PhRMA stated that such duplicate discounts will cost drugmakers an estimated $5.23 billion in 2027 alone.

Similarly, PhRMA stated that a rebate would prevent duplicate Medicaid discounts. Industry research estimated such dual Medicaid discounts totaled $1.5 billion in 2019, when the program was half its current size.

“A rebate model could equip manufacturers with the relevant information to identify these duplicate discounts in an efficient and targeted manner and resolve them consistent with applicable law,” the PhRMA executives wrote.

Challenging those costs

AHA pushed back on those claims by noting that drugmakers’ filings to the federal court that paused the initial rebate program claimed “chaos” would ensue at the start of this year if the rebate model was halted.

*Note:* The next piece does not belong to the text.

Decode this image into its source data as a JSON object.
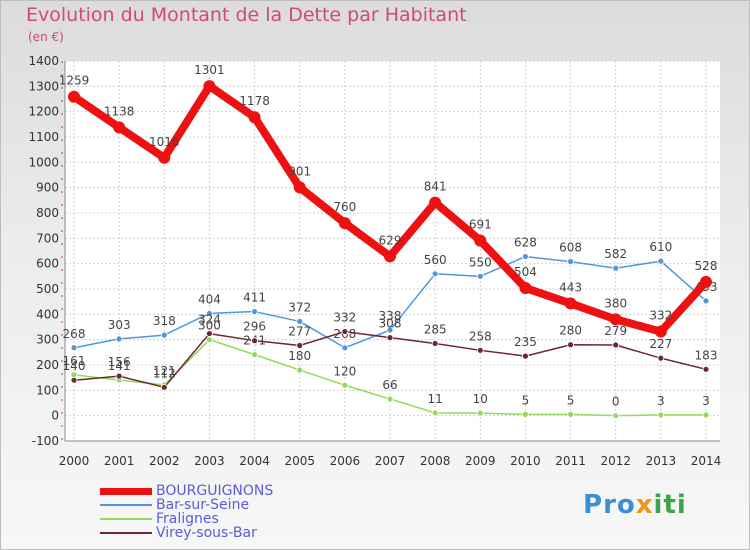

“But contrary to these assertions, there has not been ‘chaos’ over the past three-plus months,” the AHA wrote.

Manufacturers also projected $4 billion in 2026 losses from the resulting dual discounts. But those projections appeared to sharply decrease when drugmakers noted in a subsequent court filing that “potentially millions” in duplicate discounts and penalties were at stake.

As ‘billions’ have become ‘millions,’ and as certainty has become ‘potentially,’ one thing remains clear: Manufacturers habitually overestimate the financial benefits (to them, of course) of a rebate mechanism for purposes of deduplication,” the AHA’s Golder wrote.